Для себя, тогда, я не могу сказать, что лично или социально американский или любой другой финансист, как я его исследовал, не является настолько удовлетворительным, насколько может быть, учитывая все обстоятельства. Художественно до сих пор он не очень интересен для обозрения, но гигантом или Титаном он, безусловно, был. Что касается большинства из них, они отнюдь не были презентабельными или даже приемлемыми социально, но что вы хотите? Они были, в основном, слишком невежественны, слишком настойчивы в своих собственных взглядах, слишком самогипнотизированы своими собственными мечтами о самопродвижении и доминировании. Лидер светского общества где-либо, например, мог бы не захотеть приветствовать Рассела Сейджа, Джея Гулда или Джона У. Гейтса или его жену, или, действительно, любой другой американский финансовый тип, известный до сих пор, и это исключительно на основании целесообразности или социальной или художественной пригодности или непригодности для более легких форм жизни, но это само по себе ничего не доказывает.

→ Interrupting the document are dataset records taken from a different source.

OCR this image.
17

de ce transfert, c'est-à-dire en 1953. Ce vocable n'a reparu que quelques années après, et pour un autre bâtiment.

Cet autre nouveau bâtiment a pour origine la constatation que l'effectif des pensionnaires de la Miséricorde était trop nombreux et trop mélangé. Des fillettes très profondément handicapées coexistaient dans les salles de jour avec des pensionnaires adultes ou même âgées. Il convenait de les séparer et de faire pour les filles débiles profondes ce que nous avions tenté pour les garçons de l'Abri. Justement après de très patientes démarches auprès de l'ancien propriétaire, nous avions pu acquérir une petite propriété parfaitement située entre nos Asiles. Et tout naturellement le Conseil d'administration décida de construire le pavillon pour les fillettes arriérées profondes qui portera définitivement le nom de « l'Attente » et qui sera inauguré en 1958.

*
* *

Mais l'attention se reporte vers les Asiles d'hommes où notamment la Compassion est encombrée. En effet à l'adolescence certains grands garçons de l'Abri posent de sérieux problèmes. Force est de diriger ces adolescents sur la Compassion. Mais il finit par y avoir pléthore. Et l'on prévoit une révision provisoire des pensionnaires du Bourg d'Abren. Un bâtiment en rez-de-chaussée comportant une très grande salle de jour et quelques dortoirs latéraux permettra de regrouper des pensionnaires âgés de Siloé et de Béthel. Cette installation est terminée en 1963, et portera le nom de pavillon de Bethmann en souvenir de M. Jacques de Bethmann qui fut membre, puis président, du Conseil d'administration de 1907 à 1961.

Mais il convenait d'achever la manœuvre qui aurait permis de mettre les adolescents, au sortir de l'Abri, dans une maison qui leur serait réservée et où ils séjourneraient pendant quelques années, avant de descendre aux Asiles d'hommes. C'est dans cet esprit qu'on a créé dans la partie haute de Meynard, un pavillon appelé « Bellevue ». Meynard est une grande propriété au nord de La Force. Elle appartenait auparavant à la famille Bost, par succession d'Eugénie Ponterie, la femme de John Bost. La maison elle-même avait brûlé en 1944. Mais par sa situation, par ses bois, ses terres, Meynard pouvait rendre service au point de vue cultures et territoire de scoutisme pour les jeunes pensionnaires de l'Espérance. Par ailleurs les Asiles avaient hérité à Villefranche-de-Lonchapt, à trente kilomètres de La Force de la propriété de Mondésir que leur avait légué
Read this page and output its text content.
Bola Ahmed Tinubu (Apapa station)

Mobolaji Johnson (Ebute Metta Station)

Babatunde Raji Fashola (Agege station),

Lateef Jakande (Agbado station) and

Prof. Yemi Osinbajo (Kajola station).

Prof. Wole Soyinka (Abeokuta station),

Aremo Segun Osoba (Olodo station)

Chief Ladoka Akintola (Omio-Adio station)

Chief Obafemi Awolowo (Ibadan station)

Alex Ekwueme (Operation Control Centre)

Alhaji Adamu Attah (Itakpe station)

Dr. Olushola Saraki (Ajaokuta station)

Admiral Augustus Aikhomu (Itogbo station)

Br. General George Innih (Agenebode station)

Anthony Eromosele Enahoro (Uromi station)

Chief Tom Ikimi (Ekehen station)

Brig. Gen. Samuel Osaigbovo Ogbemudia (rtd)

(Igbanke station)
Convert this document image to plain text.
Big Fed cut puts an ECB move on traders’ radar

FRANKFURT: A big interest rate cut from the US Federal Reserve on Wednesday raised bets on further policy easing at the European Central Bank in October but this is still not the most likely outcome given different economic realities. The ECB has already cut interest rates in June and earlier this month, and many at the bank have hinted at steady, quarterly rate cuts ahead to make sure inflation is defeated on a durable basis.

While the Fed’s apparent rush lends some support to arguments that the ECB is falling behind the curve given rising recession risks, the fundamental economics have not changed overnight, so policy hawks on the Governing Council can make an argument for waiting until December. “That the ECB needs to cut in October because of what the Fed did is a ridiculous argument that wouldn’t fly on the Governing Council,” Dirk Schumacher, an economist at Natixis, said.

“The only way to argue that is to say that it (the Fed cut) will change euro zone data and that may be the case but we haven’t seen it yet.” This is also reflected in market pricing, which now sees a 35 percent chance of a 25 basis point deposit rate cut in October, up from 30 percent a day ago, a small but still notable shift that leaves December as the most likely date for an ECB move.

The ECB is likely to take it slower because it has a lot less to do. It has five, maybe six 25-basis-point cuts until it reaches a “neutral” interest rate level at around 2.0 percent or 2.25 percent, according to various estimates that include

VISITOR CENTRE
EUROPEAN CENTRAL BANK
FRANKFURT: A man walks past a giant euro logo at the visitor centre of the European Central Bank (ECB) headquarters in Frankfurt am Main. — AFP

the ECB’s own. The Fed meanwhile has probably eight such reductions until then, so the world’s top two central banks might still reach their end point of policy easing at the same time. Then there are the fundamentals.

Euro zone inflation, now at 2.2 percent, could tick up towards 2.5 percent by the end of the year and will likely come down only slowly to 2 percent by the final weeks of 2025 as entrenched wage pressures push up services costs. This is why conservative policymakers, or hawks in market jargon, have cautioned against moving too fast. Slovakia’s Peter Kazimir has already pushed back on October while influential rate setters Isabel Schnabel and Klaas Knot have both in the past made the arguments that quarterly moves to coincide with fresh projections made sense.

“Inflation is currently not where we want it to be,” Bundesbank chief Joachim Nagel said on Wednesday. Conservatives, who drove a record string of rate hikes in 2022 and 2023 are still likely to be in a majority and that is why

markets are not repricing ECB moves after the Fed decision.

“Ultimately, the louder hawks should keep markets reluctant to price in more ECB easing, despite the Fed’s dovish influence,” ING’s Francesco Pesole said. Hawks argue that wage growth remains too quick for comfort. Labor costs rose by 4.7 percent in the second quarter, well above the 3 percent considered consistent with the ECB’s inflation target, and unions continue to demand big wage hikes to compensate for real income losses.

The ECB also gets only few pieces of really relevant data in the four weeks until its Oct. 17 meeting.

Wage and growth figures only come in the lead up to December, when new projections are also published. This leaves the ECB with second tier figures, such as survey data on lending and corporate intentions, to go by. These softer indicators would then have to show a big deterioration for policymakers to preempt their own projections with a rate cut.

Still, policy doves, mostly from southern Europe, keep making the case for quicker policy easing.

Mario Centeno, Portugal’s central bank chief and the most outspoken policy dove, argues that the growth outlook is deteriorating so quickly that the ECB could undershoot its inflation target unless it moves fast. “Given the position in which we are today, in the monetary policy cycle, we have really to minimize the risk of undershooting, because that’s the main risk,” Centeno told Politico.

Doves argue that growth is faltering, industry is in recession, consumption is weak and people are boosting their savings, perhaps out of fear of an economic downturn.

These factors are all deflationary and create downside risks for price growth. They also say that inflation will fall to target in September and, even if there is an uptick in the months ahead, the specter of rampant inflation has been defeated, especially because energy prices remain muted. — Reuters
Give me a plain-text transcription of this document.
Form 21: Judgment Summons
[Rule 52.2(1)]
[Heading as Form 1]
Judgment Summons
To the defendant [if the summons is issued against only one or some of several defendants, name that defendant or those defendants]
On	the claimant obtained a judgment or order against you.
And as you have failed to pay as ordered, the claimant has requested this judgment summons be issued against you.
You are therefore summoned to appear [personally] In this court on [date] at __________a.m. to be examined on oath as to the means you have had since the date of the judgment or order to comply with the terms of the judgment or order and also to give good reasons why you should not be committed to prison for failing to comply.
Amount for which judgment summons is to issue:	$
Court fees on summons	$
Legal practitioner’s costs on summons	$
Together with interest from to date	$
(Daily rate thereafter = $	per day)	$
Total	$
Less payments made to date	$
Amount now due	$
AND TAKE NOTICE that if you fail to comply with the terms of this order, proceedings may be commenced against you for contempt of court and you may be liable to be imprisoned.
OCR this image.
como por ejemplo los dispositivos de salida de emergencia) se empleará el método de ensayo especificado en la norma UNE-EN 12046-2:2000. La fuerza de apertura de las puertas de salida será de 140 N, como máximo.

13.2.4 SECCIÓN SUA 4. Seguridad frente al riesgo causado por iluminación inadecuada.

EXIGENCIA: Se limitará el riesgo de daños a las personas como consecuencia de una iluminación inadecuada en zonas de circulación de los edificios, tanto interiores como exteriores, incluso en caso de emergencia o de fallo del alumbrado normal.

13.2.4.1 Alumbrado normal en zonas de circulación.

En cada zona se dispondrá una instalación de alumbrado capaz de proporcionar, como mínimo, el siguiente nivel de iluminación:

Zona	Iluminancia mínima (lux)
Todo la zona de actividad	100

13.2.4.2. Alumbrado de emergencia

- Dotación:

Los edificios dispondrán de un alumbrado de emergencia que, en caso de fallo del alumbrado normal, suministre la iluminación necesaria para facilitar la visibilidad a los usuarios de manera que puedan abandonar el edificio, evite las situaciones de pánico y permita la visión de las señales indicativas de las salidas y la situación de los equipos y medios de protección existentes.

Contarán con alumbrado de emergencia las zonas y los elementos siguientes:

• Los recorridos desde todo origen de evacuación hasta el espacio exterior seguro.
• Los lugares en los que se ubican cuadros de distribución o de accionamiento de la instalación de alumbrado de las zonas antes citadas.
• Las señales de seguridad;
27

Можно было бы правдиво сказать, с другой стороны, что едва ли было бы возможно допустить среднего светского человека в угрожающие пределы радикальной энергии или мысли в любой форме. Одно можно сказать наверняка: индивидуум не может полностью понять массу, ни масса — индивидуума. Оба имеют свою значимость, свое место, но если бы кто-то сказал о любом из них, что он или она в одиночку имеет право на значимость как полезный фактор в жизни, или как драматический или художественный материал, или как зрелище, он был бы сильно ошибаться. Оба имеют. Все имеют.
ТРУД РАБОЧЕГО ТРИЛОГИЯ
I
“The ears to hear! The beauty
Of life is unceasingly calling.
The eyes to see! Its glory
Is ever unfolding anew!”
Труд рабочего лишен искусства. В нем нет ни формы, ни цвета, ни тона. Месяцами я работал так, как работают только рабочие, и в унылом круговороте часов до меня дошло, что утомительно и обескураживающе в этом то, что оно совершенно лишено искусства. При строительстве здания, например, над которым мы трудились три долгих месяца, я обнаружил, что с каждым днем труда я контактировал только с тем, что было бесформенным, бесцветным и беззвучным. Огромные, бесформенные, обескураживающие груды кирпича; обыденные, безразличные и бесцветные массы камня, дерева, железа, песка, цемента; кости и жилы того, что должно было быть, но сами по себе лишенные всего, что могло бы привлечь глаз или тронуть сердце, и разбросанные таким бесцельным образом, что не вызывали в уме ничего, кроме утомляющего чувства беспорядка. Этот беспорядок, однако, как вскоре стало ясно мне, не был очевиден в определенном смысле для всех тех, кто работал среди него. Эти смесители раствора и носильщики кирпича трудились в грязи и пыли, не осознавая, по-видимому, что это жалкое состояние, тяжелое, мрачное и, насколько касалось суммы их индивидуальных жизней, лишь скудно прибыльное. Плотники, каменщики и рабочие по металлу усердно занимались своим трудом, но лишенная искусства и непривлекательная природа их работы была над всем этим, и, несмотря на их кажущуюся неосознанность этого, чувствовалась тяга ее отсутствия, их стремление уйти, их врожденное желание быть там, где вещи не находятся в процессе создания, побуждение быть в более широком и более совершенном мире, где форма, цвет и тон действительно изобилуют.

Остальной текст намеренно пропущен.